2. The method for preparing a medicinal soothing agent according to claim 1, characterized in that, In step S1, the molar ratio of compound 1:methanol:ethylenediamine is 1:(2~4):(1.2~1.5), the mass ratio of compound 1 to the composite solvent is 1:(3~6), the acid-binding agent includes at least one of triethylamine, N,N-diisopropylethylamine, and pyridine, the concentration of dilute hydrochloric acid is 10~15wt%, and the solution is composed of isopropanol and water mixed in a mass ratio of (90~95):(5~10).

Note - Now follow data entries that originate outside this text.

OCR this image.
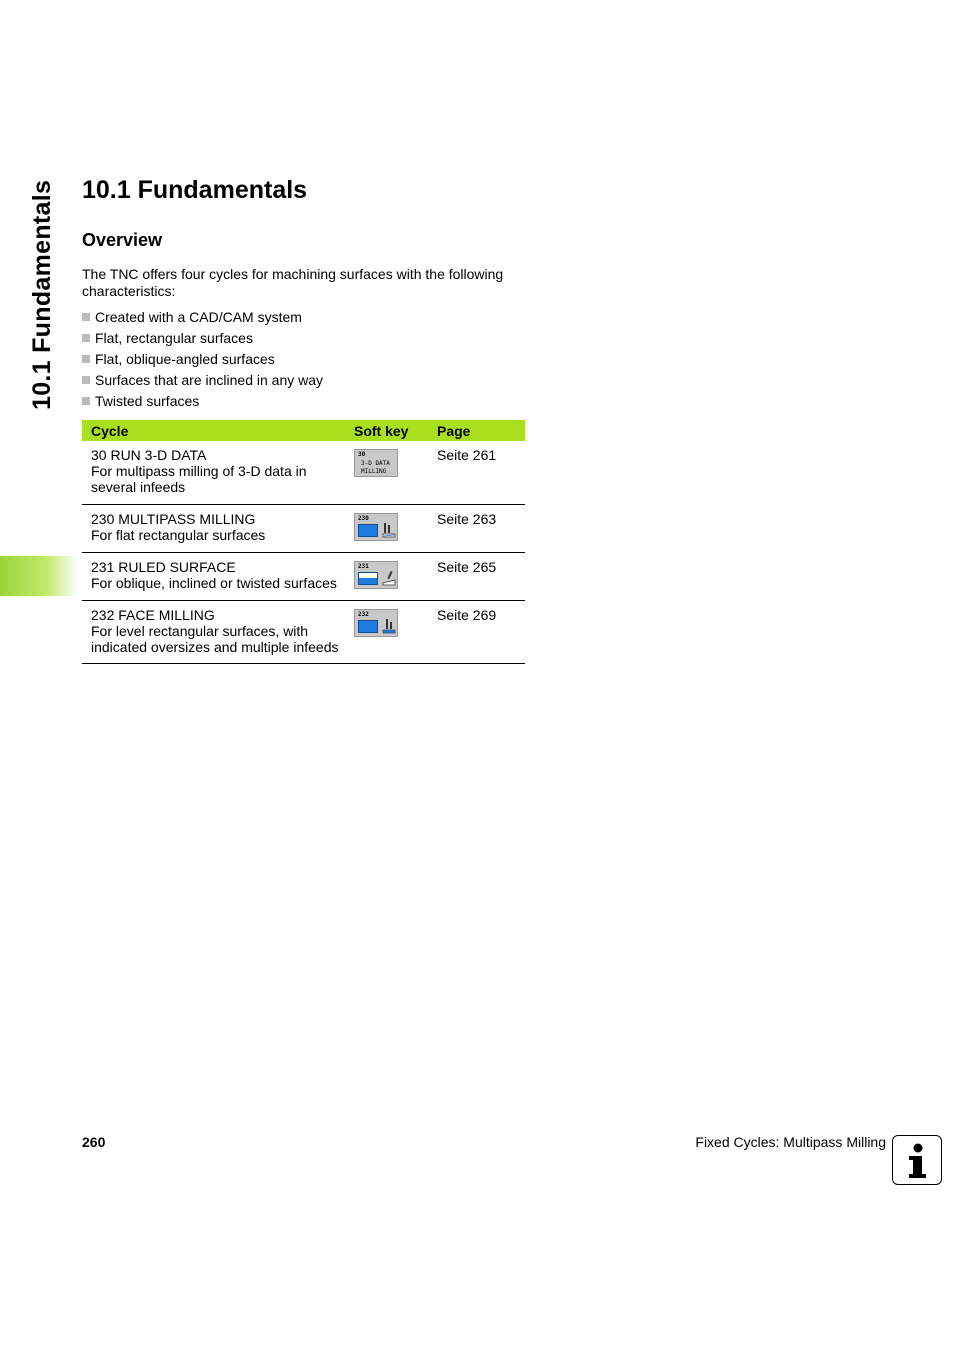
10.1 Fundamentals 10.1 Fundamentals
Overview

The TNC offers four cycles for machining surfaces with the following characteristics:

Created with a CAD/CAM system
Flat, rectangular surfaces
Flat, oblique-angled surfaces
Surfaces that are inclined in any way
Twisted surfaces
Cycle	Soft key	Page

30 RUN 3-D DATA
For multipass milling of 3-D data in
several infeeds	30
3-D DATA
MILLING	Seite 261

230 MULTIPASS MILLING
For flat rectangular surfaces	230	Seite 263

231 RULED SURFACE
For oblique, inclined or twisted surfaces	231	Seite 265

232 FACE MILLING
For level rectangular surfaces, with
indicated oversizes and multiple infeeds	232	Seite 269
260	Fixed Cycles: Multipass Milling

3. The method for preparing a medicinal soothing agent according to claim 1, characterized in that, The solvent in step S2.1 includes at least one of acetonitrile, N,N-dimethylformamide, ethanol, and tetrahydrofuran; the alkylation aid in step S2.2 is composed of potassium iodide and potassium carbonate in a mass ratio of 1:(4~6); the alcohol solvent in step S2.3 includes at least one of ethylene glycol, propylene glycol, and glycerol; and the organic solvent in step S2.4 includes at least one of isopropanol, ethanol, acetone, and ethyl acetate.

4. The method for preparing a medicinal soothing agent according to claim 1, characterized in that, The functional additives in step S3 include at least one of antibacterial agents, buffers, stabilizers, and isotonic regulators.

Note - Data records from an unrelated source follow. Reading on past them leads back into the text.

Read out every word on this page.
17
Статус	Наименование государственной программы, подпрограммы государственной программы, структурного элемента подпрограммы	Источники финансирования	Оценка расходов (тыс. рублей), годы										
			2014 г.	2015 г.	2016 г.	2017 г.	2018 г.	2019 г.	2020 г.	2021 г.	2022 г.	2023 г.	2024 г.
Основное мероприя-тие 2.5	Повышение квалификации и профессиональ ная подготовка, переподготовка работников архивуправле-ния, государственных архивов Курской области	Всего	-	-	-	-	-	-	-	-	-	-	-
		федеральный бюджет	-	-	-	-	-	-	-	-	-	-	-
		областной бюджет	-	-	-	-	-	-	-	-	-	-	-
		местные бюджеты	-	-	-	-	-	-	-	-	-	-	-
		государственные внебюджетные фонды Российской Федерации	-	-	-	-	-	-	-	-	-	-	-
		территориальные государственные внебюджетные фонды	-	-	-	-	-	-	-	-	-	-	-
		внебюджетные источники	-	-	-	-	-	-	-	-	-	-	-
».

5. The method for preparing a medicinal soothing agent according to claim 4, characterized in that, The antibacterial agent includes at least one of benzalkonium chloride, chlorobutanol, and phenylethanol. The buffer consists of an acidic buffer and a basic buffer, wherein the acidic buffer includes at least one of boric acid, citric acid, and sodium dihydrogen phosphate, and the basic buffer includes at least one of sodium borate, borax, sodium citrate, and disodium hydrogen phosphate. Stabilizers include at least one of disodium edetate, sodium bisulfite, and sodium thiosulfate; The isotonicity regulator is sodium chloride.